Improvement of Recommendations for Potash Fertilizer Use and Adjustment of Currently Used Soil Potassium Test Interpretation Classes in Intensive Cropping Systems

The project has the following goals: a) determine optimal potash fertilizer rates for major crops in crop rotation that have a high demand for potassium, b) evaluate the validity of currently used soil test potassium interpretation classes for proper assessment of plant potassium requirements, c) develop proposals to the Ministry of Agriculture on possible fine-tuning of current practice to develop K fertilizers recommendations and adjustment of currently used soil test potassium interpretation classes. Locations of field experiments - Lipetsk, Voronezh, Belgorod, and Rostov Oblasts (Russia). Soil types - Chernozem soils with medium and “increased” (higher than medium) content of routinely extracted potassium. Crops - sugar beet, grain maize, rapeseed, soybean.


22 May 2017

2016 Annual Interpretive Summary

This five year project located in Lipetsk, Voronezh, Belgorod, and Rostov oblasts has a special focus on the efficiency of the direct and residual effects of potassium chloride (KCl) for three subsequent crops in rotation. The single application of KCl was only applied to the first crop in rotation (sugar beet, grain maize, rapeseed, or soybean). For the next two crops in rotation the residual effect of KCl was studied. The effect of four increasing KCl rates (from 30 to 280 kg K2O/ha) was studied on the background of optimal nitrogen and phosphorus (NP) rates and absolute control (without fertilizers). The project objectives were: 1) to determine the optimal application rates of KCl based on crop response to K application, crop quality, K balance, and economic parameters; and 2) to assess the suitability of the existing routine soil K test methods for predicting the soil K supply for crops.

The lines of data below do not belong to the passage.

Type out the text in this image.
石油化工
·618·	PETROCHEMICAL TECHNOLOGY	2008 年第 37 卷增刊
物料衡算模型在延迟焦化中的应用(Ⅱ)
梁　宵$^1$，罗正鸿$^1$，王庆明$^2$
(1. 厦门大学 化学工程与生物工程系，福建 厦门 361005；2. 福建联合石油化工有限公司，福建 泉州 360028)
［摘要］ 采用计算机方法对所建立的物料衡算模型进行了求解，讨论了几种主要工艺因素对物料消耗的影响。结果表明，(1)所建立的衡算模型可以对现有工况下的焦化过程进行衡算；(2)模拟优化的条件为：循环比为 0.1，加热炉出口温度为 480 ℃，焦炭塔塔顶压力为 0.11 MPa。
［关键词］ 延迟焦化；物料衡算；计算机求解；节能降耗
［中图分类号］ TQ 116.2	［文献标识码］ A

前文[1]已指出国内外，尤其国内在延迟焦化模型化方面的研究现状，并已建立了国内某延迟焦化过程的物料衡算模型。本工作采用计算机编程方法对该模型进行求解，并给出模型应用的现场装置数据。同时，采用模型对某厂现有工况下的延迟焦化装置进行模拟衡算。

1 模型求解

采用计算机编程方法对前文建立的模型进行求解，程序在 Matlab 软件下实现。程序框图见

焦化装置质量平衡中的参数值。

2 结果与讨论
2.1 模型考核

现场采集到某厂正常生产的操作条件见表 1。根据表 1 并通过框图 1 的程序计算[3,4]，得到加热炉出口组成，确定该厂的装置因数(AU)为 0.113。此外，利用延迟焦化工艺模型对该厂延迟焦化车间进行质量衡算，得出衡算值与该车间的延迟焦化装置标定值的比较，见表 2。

In the soil samples collected at the beginning of the experiment (2012) and the next four seasons (2013 to 2016), exchangeable (1 M NH4OAc), mobile (0.5 N HAc or in 1% (NH4)2CO3), and easily exchangeable (0.01 M CaCl2) forms of K were determined. The results (2012 to 2016) showed that on chernozems with increased and medium soil K levels, the maximum yield increase due to K was for sugar beet (7.5 to 9.2 t/ha), followed by maize (1.3 t/ha), spring rape (0.2 t/ha), and soybean (0.1 t/ha). Average contribution of K to the yield increase was maximum for grain maize (18 %) followed by sugar beet (14 %), spring rape (13 %), and soybean (6 %). Significant residual effect of KCl applications resulted in substantial yield increase of the next crop in crop rotation – cereals, grain maize. or soybean. Potassium fertilization also substantially improved crop quality and profitability of crop production. The calculation of optimal application rates of K fertilizers using multi-criteria estimations shows that the optimal rate for sugar beet in Voronezh is 140 kg K2O/ha, with a possible increase to 210 kg K2O/ha in favorable years for crop development. In Lipetzk, optimal K fertilization for sugar beets is 280 kg K2O/ha. For the grain maize, the optimal rate is 120 kg K2O/ha (Voronezh).

In chernozem soils, the crop K supply can be predicted from the exchangeable K pool. In Central Russia (Lipetsk, Voronezh, and Belgorod) the 1 M NH4OAc soil test is the most predictive of sugarbeet and maize response to application of K fertilizers.